C’est précisément parce que ce chemin est ouvert, parce qu’il est praticable, que nos sociétés le refusent avec une extrême violence. Devant toute possibilité nouvelle notre espèce a la tentation du suicide. Elle n’a jamais accepté d’évoluer que de guerre lasse, après s'être épuisée dans des massacres. Plutôt mourir que changer !

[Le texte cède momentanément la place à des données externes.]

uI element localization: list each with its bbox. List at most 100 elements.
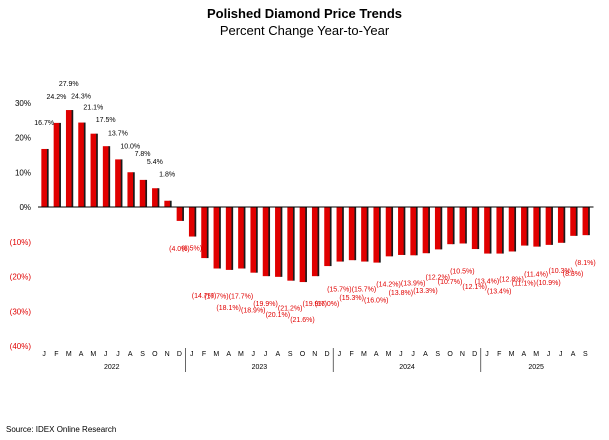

Alors se produisent des phénomènes lamentables. La lâcheté se déguise en énergie, le suicide en vitalité, le meurtre en justice. Le mépris et la haine de l’Autre semblent de règle. Ils supplantent le respect que la Bible hébraïque, les Évangiles comme le Coran ordonnent pourtant si clairement : le fanatisme s’appuie sur l’ignorance. L’esprit du Mal habite ces prétendus religieux qui émettent des fatwas appelant à tuer les Américains et les Juifs, comme il habite tel prêtre catholique de ma connaissance qui, sans avoir ouvert le Coran, identifie l’Islam au Mal, ou encore ces extrémistes juifs qui ont assassiné Yitzhak Rabin et crient « Mort aux Arabes ! » lors des manifestations – mais connaissent-ils le judaïsme ?


[1] Bossuet (1627-1704) a exposé la doctrine cléricale qui place le « simple » fidèle au bas de la hiérarchie.

[2] La pornographie, c’est la représentation visuelle du travail des prostituées (πορνη, γραφειν).

[3] André Gide (1869-1951), in Les nourritures terrestres (1897).

[4] Eric Hazan, L’invention de Paris, Seuil 2002, p. 370.

[5] Elie Benamozegh (1822-1900), Israël et l’humanité, Albin Michel 1961.

[6] Christoph Luxenberg, Die syro-aramäische Lesart des Koran, Das Arabische Buch, 2000.